Assessing resilience: absorptive, adaptive and transformative capacity
Overall, our results indicate that the level of resilience of the health systems in our two study districts to manage the COVID-19 pandemic was largely limited to wellintentioned attempts to absorb the shock. The pre-existing fragility of the health system and the high level of dependence on partners limited the ability of management teams to go beyond absorption. For example, catch-up vaccination campaigns and supervisions were put on hold due to a lack of resources.

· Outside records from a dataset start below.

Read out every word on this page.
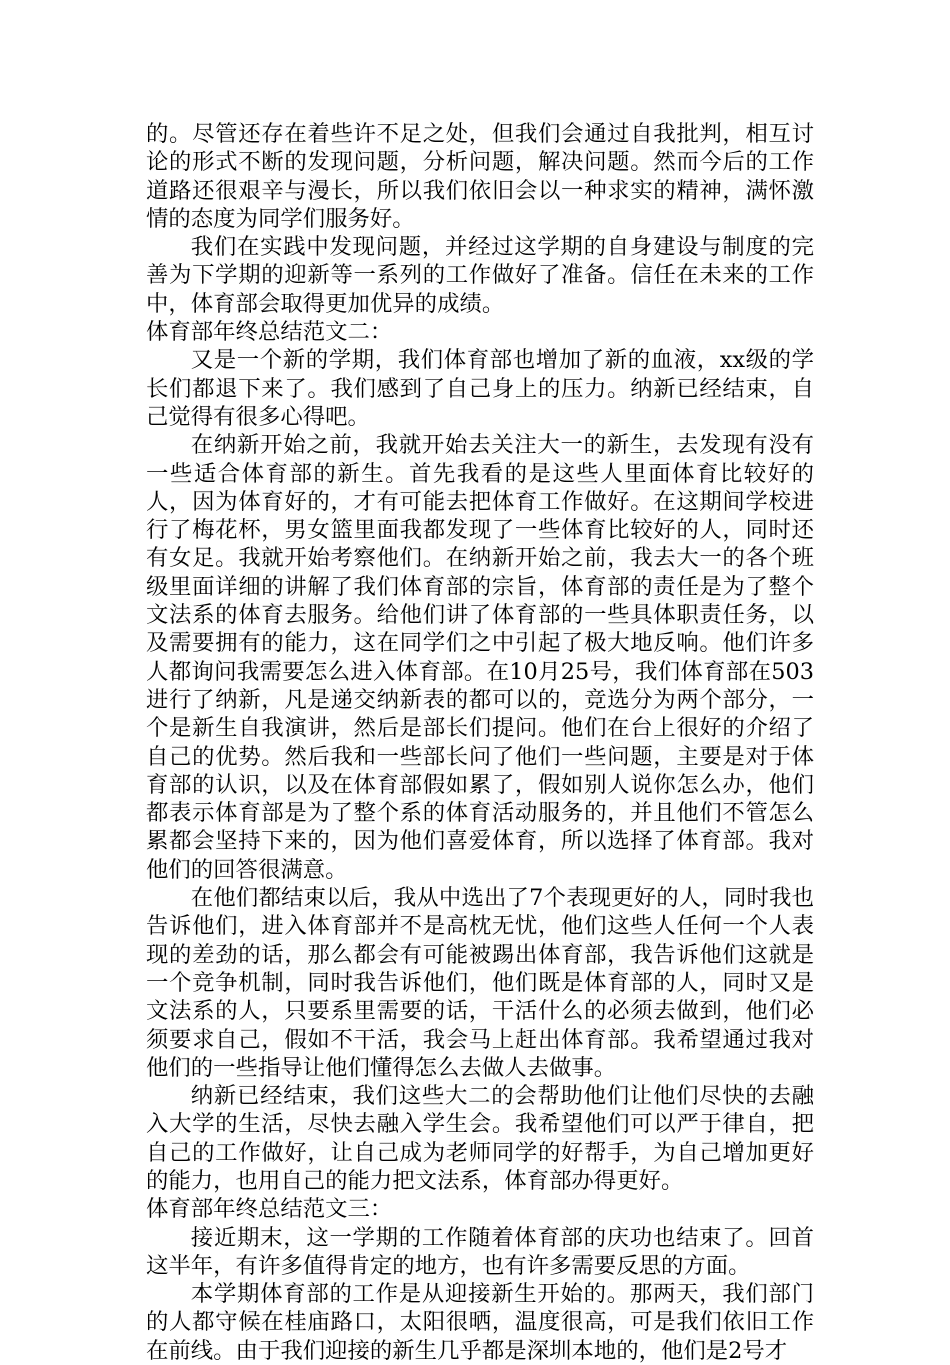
的。尽管还存在着些许不足之处，但我们会通过自我批判，相互讨论的形式不断的发现问题，分析问题，解决问题。然而今后的工作道路还很艰辛与漫长，所以我们依旧会以一种求实的精神，满怀激情的态度为同学们服务好。

我们在实践中发现问题，并经过这学期的自身建设与制度的完善为下学期的迎新等一系列的工作做好了准备。信任在未来的工作中，体育部会取得更加优异的成绩。

体育部年终总结范文二：

又是一个新的学期，我们体育部也增加了新的血液，xx级的学长们都退下来了。我们感到了自己身上的压力。纳新已经结束，自己觉得有很多心得吧。

在纳新开始之前，我就开始去关注大一的新生，去发现有没有一些适合体育部的新生。首先我看的是这些人里面体育比较好的人，因为体育好的，才有可能去把体育工作做好。在这期间学校进行了梅花杯，男女篮里面我都发现了一些体育比较好的人，同时还有女足。我就开始考察他们。在纳新开始之前，我去大一的各个班级里面详细的讲解了我们体育部的宗旨，体育部的责任是为了整个文法系的体育去服务。给他们讲了体育部的一些具体职责任务，以及需要拥有的能力，这在同学们之中引起了极大地反响。他们许多人都询问我需要怎么进入体育部。在10月25号，我们体育部在503进行了纳新，凡是递交纳新表的都可以的，竞选分为两个部分，一个是新生自我演讲，然后是部长们提问。他们在台上很好的介绍了自己的优势。然后我和一些部长问了他们一些问题，主要是对于体育部的认识，以及在体育部假如累了，假如别人说你怎么办，他们都表示体育部是为了整个系的体育活动服务的，并且他们不管怎么累都会坚持下来的，因为他们喜爱体育，所以选择了体育部。我对他们的回答很满意。

在他们都结束以后，我从中选出了7个表现更好的人，同时我也告诉他们，进入体育部并不是高枕无忧，他们这些人任何一个人表现的差劲的话，那么都会有可能被踢出体育部，我告诉他们这就是一个竞争机制，同时我告诉他们，他们既是体育部的人，同时又是文法系的人，只要系里需要的话，干活什么的必须去做到，他们必须要求自己，假如不干活，我会马上赶出体育部。我希望通过我对他们的一些指导让他们懂得怎么去做人去做事。

纳新已经结束，我们这些大二的会帮助他们让他们尽快的去融入大学的生活，尽快去融入学生会。我希望他们可以严于律自，把自己的工作做好，让自己成为老师同学的好帮手，为自己增加更好的能力，也用自己的能力把文法系，体育部办得更好。

体育部年终总结范文三：

接近期末，这一学期的工作随着体育部的庆功也结束了。回首这半年，有许多值得肯定的地方，也有许多需要反思的方面。

本学期体育部的工作是从迎接新生开始的。那两天，我们部门的人都守候在桂庙路口，太阳很晒，温度很高，可是我们依旧工作在前线。由于我们迎接的新生几乎都是深圳本地的，他们是2号才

Documentary analysis (reports of management team meetings) also demonstrated a certain adaptability. During the workshop in October 2020, the added value of AR was recognised, as it had equipped the management team to act. For example, working with local actors in Bababé through the departmental committee had made it possible to manage the pandemic and adapt strategies. In Dar Naim, the team decided to reorganise services to ensure continuity of care and plan activities to fill gaps in vaccination coverage. In Bababé, the team adapted the triage system on several occasions and tried to find solutions for the poor acceptability of the COVID-19 test. The transformative capacity proved to be in its infancy but was nonetheless present. For example, COVID-19 had better demonstrated the weaknesses of the health system, such as the importance of coordination with partners and dialogue with communities.
Discussion
The aim of this study was to describe the capacity of the two Moughataas to manage the pandemic using the conceptual framework of Blanchet et al. The analysis showed that the two Moughataas had a certain capacity to absorb the crisis, but that they faced major shortcomings. The limited capacity to manage uncertainty was strongly influenced by the poor alignment of the Moughataas with the central level, and the lack of access to resources. The legitimacy of decision-making was affected by the fragility of the system. Our analysis also identified three important conditions for the development of a resilient system at district level that do not feature in the Blanchet et al framework: the existence of a learning culture, a strong community dynamic, and leadership capacity.
Conclusion
The COVID-19 pandemic has put a great deal of pressure on healthcare systems throughout the world, but particularly in fragile contexts. Our study has shown the relevance of an in-depth contextual analysis to better identify the enabling environment and the capacities required to develop a certain level of resilience. In the case of Mauritania, the poor alignment between district and central levels, the lack of access to the necessary resources, and the highly centralised nature of the system proved to be major constraints. We also noted the crucial importance of leadership and the great potential of community dynamics in the management of systemic crises. While our case study has helped to clarify—and somewhat ‘demystify’—the key skills and conditions underpinning a resilient system, more research is needed to allow for practical operationalisation.